In response, the city of SeaTac wrote a letter asking the Port to apply the proposition at Sea-Tac.
The Port and Sea-Tac were defendants in the lawsuit filed by Alaska Airlines, the Washington Restaurant Association and other opponents of the higher minimum wage. The Port was compelled to defend its jurisdiction at the airport, and now says it has to dig into the legal issues surrounding wages at the airport, including whose wages it can control.
Still, statements Tuesday in support of better airport wages and conditions are the first time the politicians who oversee the Port of Seattle have addressed publicly their feelings about Proposition 1, which took effect Jan. 1.

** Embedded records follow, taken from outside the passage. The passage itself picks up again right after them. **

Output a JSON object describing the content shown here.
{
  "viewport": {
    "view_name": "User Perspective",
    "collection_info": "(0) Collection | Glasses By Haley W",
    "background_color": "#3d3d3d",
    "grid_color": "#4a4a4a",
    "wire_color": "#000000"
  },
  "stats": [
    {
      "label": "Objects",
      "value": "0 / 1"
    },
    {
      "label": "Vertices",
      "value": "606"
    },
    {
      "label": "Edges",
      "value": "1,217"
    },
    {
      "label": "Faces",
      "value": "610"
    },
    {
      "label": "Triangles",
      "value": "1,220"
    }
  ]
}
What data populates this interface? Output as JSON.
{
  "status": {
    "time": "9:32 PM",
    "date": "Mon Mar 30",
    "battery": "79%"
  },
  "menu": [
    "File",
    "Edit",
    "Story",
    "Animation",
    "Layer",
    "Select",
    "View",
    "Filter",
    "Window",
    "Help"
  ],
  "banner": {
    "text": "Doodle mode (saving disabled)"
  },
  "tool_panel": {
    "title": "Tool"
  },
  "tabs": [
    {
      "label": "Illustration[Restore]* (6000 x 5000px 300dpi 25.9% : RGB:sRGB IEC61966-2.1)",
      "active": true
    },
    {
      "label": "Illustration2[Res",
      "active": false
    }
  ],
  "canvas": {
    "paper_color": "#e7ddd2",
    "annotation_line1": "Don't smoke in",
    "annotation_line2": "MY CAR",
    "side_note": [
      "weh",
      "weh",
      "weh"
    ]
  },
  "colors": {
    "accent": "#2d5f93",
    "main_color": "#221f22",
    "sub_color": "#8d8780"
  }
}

A $15 minimum wage is the year’s hottest local political topic. The decision to join the discussion goes along with a new Port commission that is bent on being more aggressively involved in regional issues.
Wages and worker conditions at Sea-Tac airport have been a mounting issue as workers there have struggled to unionize and finally sought the ballot measure as a way around federal rules that made union organization difficult.
Airport workers should not have to turn to food stamps to survive, Gregoire said Tuesday, citing “the commission’s values.” And, she said, workers should have a clear path to advancement.
“Regardless of the outcome, we wanted to devote time to this very important issue,” she said.
Union members and airport workers rallied at the Port’s headquarters Tuesday at Pier 69, then testified that June was not soon enough.
“We are calling on the Port of Seattle to stop blocking the will of the voters and wasting the public’s money on lawyers,” said Mohammad Kadhim, who makes $9.50 an hour working for an airport contractor.